Une fois l’euphorie des premières dépêches retombée, les deux camps découvrirent l’ampleur du carnage. Ce dernier choqua l’Amérique, le Nord aussi bien que le Sud : avec 3.500 tués et 16.500 blessés, la bataille de Shiloh avait fait plus de victimes que toutes les batailles livrées depuis le début de la guerre réunies. Il y eut en 36 heures à Shiloh pratiquement deux fois plus de pertes au combat que durant les 18 mois de la guerre contre le Mexique. Morts et blessés se répartissaient à peu près également entre les deux belligérants : l’Union avait perdu 13.000 hommes et la Confédération un peu moins de 11.000, la différence correspondant à peu près au nombre de prisonniers que les Sudistes avaient capturés lorsque la division Prentiss avait capitulé. La bataille de Shiloh avait été une effroyable boucherie alors qu’elle n’avait amené aucun résultat stratégique significatif, posant à l’opinion publique des deux camps cette angoissante question : combien d’autres hécatombes du même genre faudrait-il encore pour mettre un terme à cette guerre ?
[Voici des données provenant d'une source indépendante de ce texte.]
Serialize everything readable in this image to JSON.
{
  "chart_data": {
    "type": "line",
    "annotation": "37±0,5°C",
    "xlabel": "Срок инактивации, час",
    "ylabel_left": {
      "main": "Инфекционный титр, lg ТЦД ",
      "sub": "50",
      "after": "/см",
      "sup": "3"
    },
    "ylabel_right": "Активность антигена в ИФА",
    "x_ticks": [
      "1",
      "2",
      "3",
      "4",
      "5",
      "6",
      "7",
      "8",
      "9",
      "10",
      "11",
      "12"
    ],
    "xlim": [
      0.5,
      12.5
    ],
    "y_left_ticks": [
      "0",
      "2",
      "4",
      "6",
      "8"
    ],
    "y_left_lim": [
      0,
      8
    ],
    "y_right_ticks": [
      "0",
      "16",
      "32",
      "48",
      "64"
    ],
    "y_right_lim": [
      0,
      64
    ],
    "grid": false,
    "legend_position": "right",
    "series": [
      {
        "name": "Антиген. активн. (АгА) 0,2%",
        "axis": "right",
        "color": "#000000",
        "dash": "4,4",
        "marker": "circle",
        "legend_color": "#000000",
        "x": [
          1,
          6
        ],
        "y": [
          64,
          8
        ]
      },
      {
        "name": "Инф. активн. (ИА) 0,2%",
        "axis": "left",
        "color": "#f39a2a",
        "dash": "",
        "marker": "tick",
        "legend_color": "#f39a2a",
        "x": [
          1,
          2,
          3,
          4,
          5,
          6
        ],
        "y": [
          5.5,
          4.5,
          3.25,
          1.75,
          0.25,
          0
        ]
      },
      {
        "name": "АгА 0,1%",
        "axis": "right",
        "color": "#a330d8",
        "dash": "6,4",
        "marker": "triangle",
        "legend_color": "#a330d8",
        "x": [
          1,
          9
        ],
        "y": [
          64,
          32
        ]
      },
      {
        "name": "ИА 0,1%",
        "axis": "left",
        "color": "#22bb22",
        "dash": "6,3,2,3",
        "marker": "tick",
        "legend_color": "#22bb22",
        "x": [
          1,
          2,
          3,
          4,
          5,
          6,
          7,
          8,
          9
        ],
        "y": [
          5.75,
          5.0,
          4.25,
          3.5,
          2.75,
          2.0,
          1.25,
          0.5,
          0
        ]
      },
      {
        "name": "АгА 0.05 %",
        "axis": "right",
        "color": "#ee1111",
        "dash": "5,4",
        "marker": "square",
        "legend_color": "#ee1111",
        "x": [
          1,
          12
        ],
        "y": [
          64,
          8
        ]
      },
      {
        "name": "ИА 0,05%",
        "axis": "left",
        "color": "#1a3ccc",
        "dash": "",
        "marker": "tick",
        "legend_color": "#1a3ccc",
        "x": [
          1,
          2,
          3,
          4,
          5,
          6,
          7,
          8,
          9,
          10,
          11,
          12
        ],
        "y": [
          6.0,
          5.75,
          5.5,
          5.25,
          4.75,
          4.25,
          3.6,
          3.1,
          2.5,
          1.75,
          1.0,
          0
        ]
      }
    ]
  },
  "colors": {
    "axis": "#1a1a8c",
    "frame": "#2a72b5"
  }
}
Les circonstances de la bataille allaient également appeler leur lot de critiques, en particulier dans le camp nordiste. Alors que Buell fut acclamé en sauveur, Grant fut particulièrement visé : le début de la bataille l’avait de nouveau surpris loin de ses forces et son armée n’était absolument pas prête à soutenir l’attaque sudiste. Son refus de faire établir des fortifications de campagne pour protéger ses positions le rendit, aux yeux de beaucoup, responsable des lourdes pertes subies, et avait failli coûter plus cher encore si l’armée avait été détruite. Beaucoup réclamèrent son remplacement, mais Lincoln refusa de lui retirer son soutien. C’est dans ce contexte qu’il aurait proféré à l’égard de Grant une citation restée fameuse : « Je ne peux pas me passer de cet homme. Il se bat. » Il est vrai que comparé à un McClellan, un Halleck ou un Buell, Grant n’hésitait jamais à passer à l’attaque – chose rare dans l’armée fédérale en 1862. Il conserva son commandement.

La campagne, du reste, n’était pas terminée. La bataille de Shiloh – ou Pittsburg Landing pour les Nordistes – n’avait en rien changé les plans du général Halleck. Tout au plus avait-elle retardé de quelques semaines la poursuite des opérations. Conformément à son plan, Halleck vint prendre le commandement des deux armées combinées et le 29 avril, il entama les opérations contre Corinth. Peu désireux d’être à nouveau surpris par une attaque inopinée de l’ennemi, il se livra à une avancée précautionneuse, faisant creuser d’imposantes fortifications de campagne à chaque étape. Il mit ainsi près d’un mois à s’installer à portée de canon de la ville, tout en faisant affluer tous les renforts disponibles – il réunit ainsi une imposante armée de 120.000 hommes. Il n’y eut pas de combats d’envergure, mais le siège de Corinth fut un désastre sanitaire. La ville était entourée de marais insalubres, et des milliers de soldats des deux camps moururent de maladies dans des hôpitaux de campagne absolument inadaptés.


Beauregard n’avait que 65.000 hommes pour faire face aux entreprises de Halleck, et ne pouvait risquer de se laisser enfermer dans Corinth pour y perdre son armée. Il eut recours à la ruse pour dissimuler son départ et éviter d’être poursuivi. Le 28 mai, il fit distribuer à ses hommes des rations de combat pour trois jours en prévision d’une attaque. Prévenus par des déserteurs, les Nordistes se mirent sur la défensive : exactement ce que Beauregard espérait. Le général sudiste en rajouta en faisant exécuter par son artillerie un faux bombardement préliminaire, puis commença à faire évacuer la ville par la voie ferrée. Chaque train était accueilli comme s’il amenait des renforts, tandis que des canons factices remplaçaient les vrais dans les tranchées sudistes. Finalement, l’armée confédérée s’échappa nuitamment et le 30 mai 1862, les Nordistes dupés entrèrent dans Corinth déserte. Mais même si leur ennemi s’était échappé, ils tenaient néanmoins l’objectif stratégique de la campagne. La Confédération, elle, devrait désormais se passer de cet axe ferroviaire capital.